Buying into Change: Mass Consumption, Dictatorship, and Democratization in Franco's Spain, 1939-1982
By Alejandro J. Gomez del Moral
Nebraska; hardcover, $65.00; 366 pages; available today, Saturday, May 1
Alejandro J. Gomez del Moral is a senior lecturer in economic and social history at the University of Helsinki. In the new book Buying into Change, he examines how the development of a mass consumer society under General Francisco Franco's dictatorship inserted Spain into transnational consumer networks and set the stage for the country's transition to democracy during the late 1970s.
Franco ruled Spain from 1939 to 1975, and this transition is still significant to a Spanish public still struggling to redefine their society after his rule.

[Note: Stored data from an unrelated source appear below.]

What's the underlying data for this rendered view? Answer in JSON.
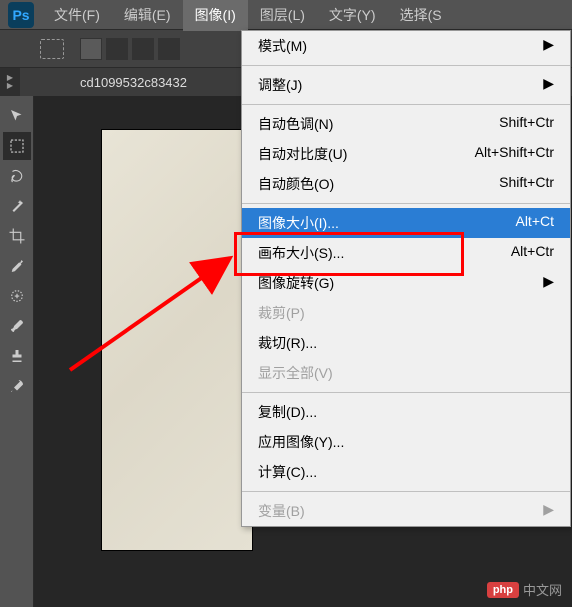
{
  "logo": "Ps",
  "menubar": {
    "file": "文件(F)",
    "edit": "编辑(E)",
    "image": "图像(I)",
    "layer": "图层(L)",
    "text": "文字(Y)",
    "select": "选择(S"
  },
  "doctab": "cd1099532c83432",
  "dropdown": {
    "mode": "模式(M)",
    "adjust": "调整(J)",
    "auto_tone": {
      "label": "自动色调(N)",
      "shortcut": "Shift+Ctr"
    },
    "auto_contrast": {
      "label": "自动对比度(U)",
      "shortcut": "Alt+Shift+Ctr"
    },
    "auto_color": {
      "label": "自动颜色(O)",
      "shortcut": "Shift+Ctr"
    },
    "image_size": {
      "label": "图像大小(I)...",
      "shortcut": "Alt+Ct"
    },
    "canvas_size": {
      "label": "画布大小(S)...",
      "shortcut": "Alt+Ctr"
    },
    "rotate": "图像旋转(G)",
    "crop": "裁剪(P)",
    "trim": "裁切(R)...",
    "reveal_all": "显示全部(V)",
    "duplicate": "复制(D)...",
    "apply_image": "应用图像(Y)...",
    "calc": "计算(C)...",
    "variables": "变量(B)"
  },
  "watermark": {
    "badge": "php",
    "text": "中文网"
  }
}
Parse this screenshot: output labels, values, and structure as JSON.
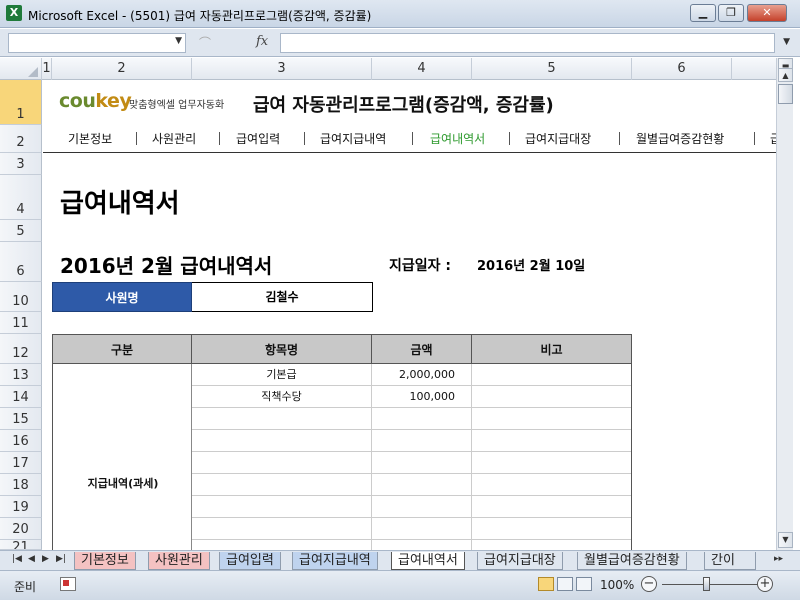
{
  "window": {
    "title": "Microsoft Excel - (5501) 급여 자동관리프로그램(증감액, 증감률)",
    "app_icon": "X",
    "minimize": "▁",
    "restore": "❐",
    "close": "✕"
  },
  "formula_bar": {
    "name_box": "",
    "fx": "fx",
    "formula": ""
  },
  "columns": [
    "1",
    "2",
    "3",
    "4",
    "5",
    "6"
  ],
  "rows": [
    "1",
    "2",
    "3",
    "4",
    "5",
    "6",
    "10",
    "11",
    "12",
    "13",
    "14",
    "15",
    "16",
    "17",
    "18",
    "19",
    "20",
    "21"
  ],
  "header": {
    "logo_main": "cou",
    "logo_key": "key",
    "logo_sub": "맞춤형엑셀 업무자동화",
    "app_title": "급여 자동관리프로그램(증감액, 증감률)"
  },
  "nav": {
    "items": [
      "기본정보",
      "사원관리",
      "급여입력",
      "급여지급내역",
      "급여내역서",
      "급여지급대장",
      "월별급여증감현황",
      "급"
    ],
    "active": "급여내역서"
  },
  "page": {
    "title": "급여내역서",
    "period_title": "2016년 2월  급여내역서",
    "pay_date_label": "지급일자 :",
    "pay_date_value": "2016년 2월 10일"
  },
  "employee": {
    "label": "사원명",
    "value": "김철수"
  },
  "table": {
    "headers": [
      "구분",
      "항목명",
      "금액",
      "비고"
    ],
    "category": "지급내역(과세)",
    "rows": [
      {
        "name": "기본급",
        "amount": "2,000,000",
        "note": ""
      },
      {
        "name": "직책수당",
        "amount": "100,000",
        "note": ""
      },
      {
        "name": "",
        "amount": "",
        "note": ""
      },
      {
        "name": "",
        "amount": "",
        "note": ""
      },
      {
        "name": "",
        "amount": "",
        "note": ""
      },
      {
        "name": "",
        "amount": "",
        "note": ""
      },
      {
        "name": "",
        "amount": "",
        "note": ""
      },
      {
        "name": "",
        "amount": "",
        "note": ""
      },
      {
        "name": "",
        "amount": "",
        "note": ""
      }
    ]
  },
  "sheet_tabs": {
    "items": [
      "기본정보",
      "사원관리",
      "급여입력",
      "급여지급내역",
      "급여내역서",
      "급여지급대장",
      "월별급여증감현황",
      "간이"
    ],
    "active": "급여내역서",
    "colors": [
      "#f4c2c2",
      "#f4c2c2",
      "#bfd3ee",
      "#bfd3ee",
      "#ffffff",
      "#dfe6ef",
      "#dfe6ef",
      "#dfe6ef"
    ]
  },
  "status": {
    "ready": "준비",
    "zoom": "100%",
    "zoom_fraction": 0.5
  },
  "colors": {
    "accent": "#2e5aa8",
    "nav_active": "#2e9a2e",
    "table_header": "#c8c8c8",
    "logo_green": "#6a8a2e",
    "logo_gold": "#c28b14"
  }
}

Scholars have also long debated the origins of Spain's current democracy, while a lot of it remains unexamined.
Gomez de Moral has a fresh take, in that he incorporates mass consumption into our understanding of Spain's democratic transition by tracing the spread and social impact of new foreign-influenced department stores, of imported innovations such as modern mass advertising, and of consumer magazines that promoted foreign products. These enterprises initially backed Franco's conservative policies, and the regime in turn encouraged consumption to improve its image both domestically and abroad.
"It is such an analysis," Gomez del Moral writes, "one that takes consumption seriously as an agent of sociopolitical change, that this book contributes to both the current multicausal transitional model and to a much-needed recent upsurge in scholarship on the socially and culturally turbulent late Franco era (1959-1975). This merits a pause: by 'consumption,' I mean not just the purchase of items, but, following Jean Baudrillard, a 'systematic manipulation of signs' - that it, the transfer of qualities such as 'middle-class,' 'modern,' or 'European' from products to their consumers. And by a mass consumer society, I mean a society organized around mass access to, and participation in, such consumption."
With Spain's globally-centered commerce, retailers and shoppers were sold not just on foreign ways of buying and selling, but also subversive ideas. Imported 1960s fashions brought along countercultural notions on issues such as gender equality.
"The sociopolitical implications of Spain's commercial growth and newfound cosmopolitanism were broad, with dire consequences for the Franco dictatorship. Regime officials continued to encourage mass commerce and consumption, now hoping to shore up public support as the Spanish standard of living rose, or at least defang the regime's increasingly restive opponents - efforts that met with some success. Yet the foreign orientation that this new commerce displayed placed Spanish merchants and shoppers ever more into contact with their European and American counterparts. And via these points of cultural exchange, foreign ideas that subverted Francoist orthodoxy began to arrive alongside the products that Spanish consumers coveted and the commercial innovations used to sell them.
"Specifically, the countercultural, independent-minded youth culture of the 1960s, and the gender-bending unisex fashions of London's Carnaby Street, arrived in magazines like the men's journal Don (founded 1962) and at new 'youth' store departments introduced by Galerias Preciados, El Corre Ingles, and Sears during the late 1960s and early 1970s. Among adult Spaniards,tradition, age, and life experience had long been part of the dominant masculine ideal. As the 1960s advanced, however, the values of youthful inquisitiveness (inquietud), innovation, and 'ye-yeismo' - the open-minded youth culture associated with the British Invasion - soon became fashionable. Alongside, a strain of the same rebellion against conservative paternal authority then unfolding in late-1960s Europe and the United States began to gain popularity in Spain, where it could also involve a rejection of Francoist political repression."
Spaniards also started to view themselves as cosmopolitan and European, and with that came an identification with liberal political conditions abroad. That undermined Franco's doctrine of national exceptionalism, which laid the groundwork for democratization and European integration in Franco's wake.